What a stroke of luck, then, if what you thought were sample questions on the VLE are labelled "2011" and might just be the very questions you were dreading. That was the case for some second-year Politics students this term.

While this may be perceived as an unfair advantage by some, the Board decided to let the results stand. Strangely enough, there was no dramatic difference in marks between those who had seen the questions beforehand and those who hadn't.

the question remains as to what place closed exams have in some subjects

What does this show then? The futility of revision or the inefficiency of the closed exam system? With all this extra time to revise, how was it that there was not a group with higher marks than those unfortunate not to have seen them.

The answer, of course, is that the nature of exams in arts subjects like History and Politics have changed. They are now a test of how students structure their arguments, think in a logical manner and even, dare I say, their originality.

Are we therefore forced to question the effectiveness of assessment in this manner? For arts students, assessed essays or open exams can be argued as being a better system, as they allow students the opportunity to present their own arguments without the constraints of memory or time. For historians, trying to recall facts from memory is an artificial way of writing an essay; real historians constantly consult both primary and secondary sources to construct their piece.

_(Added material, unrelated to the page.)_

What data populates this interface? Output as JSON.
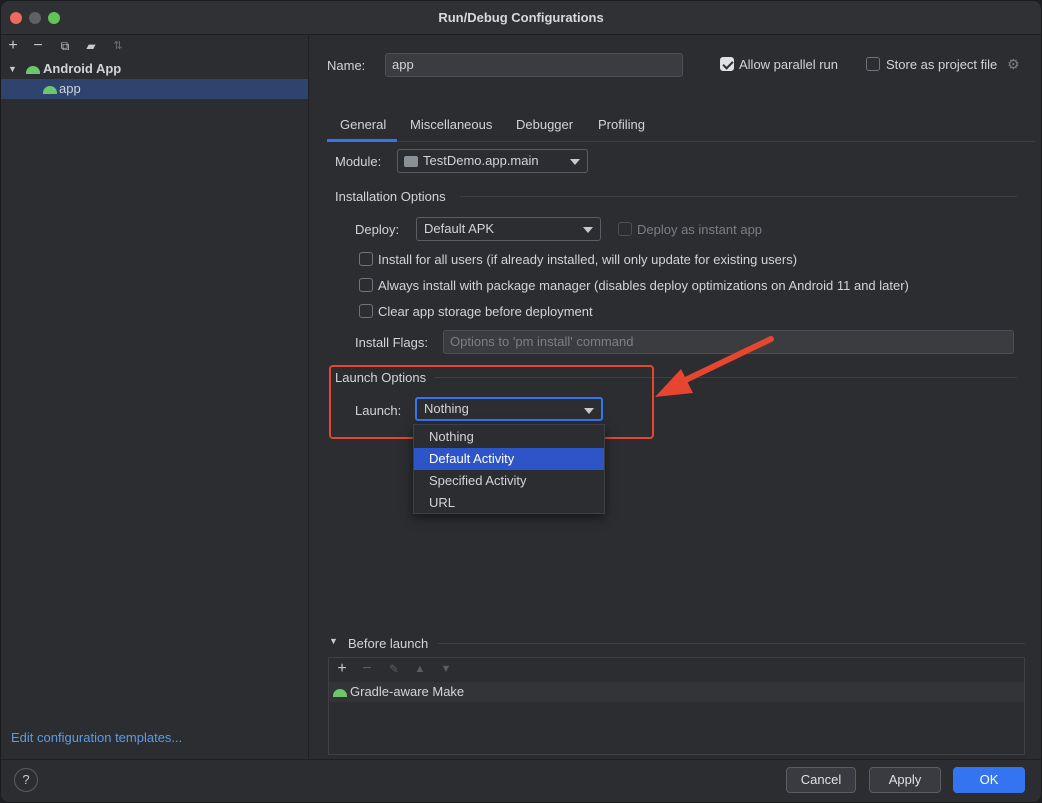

This may not be the right option for all subjects. For instance, in the sciences building up a base of facts is probably more helpful to their work, while medical students may only have a moment to recall information when working in the future with patients.

While for many departments both open and closed exams remain in operation, the question remains as to what place closed exams have in some subjects. This example shows that there is only so much you can learn before sitting some exams, and it is more talent and essay writing skill that will get you through.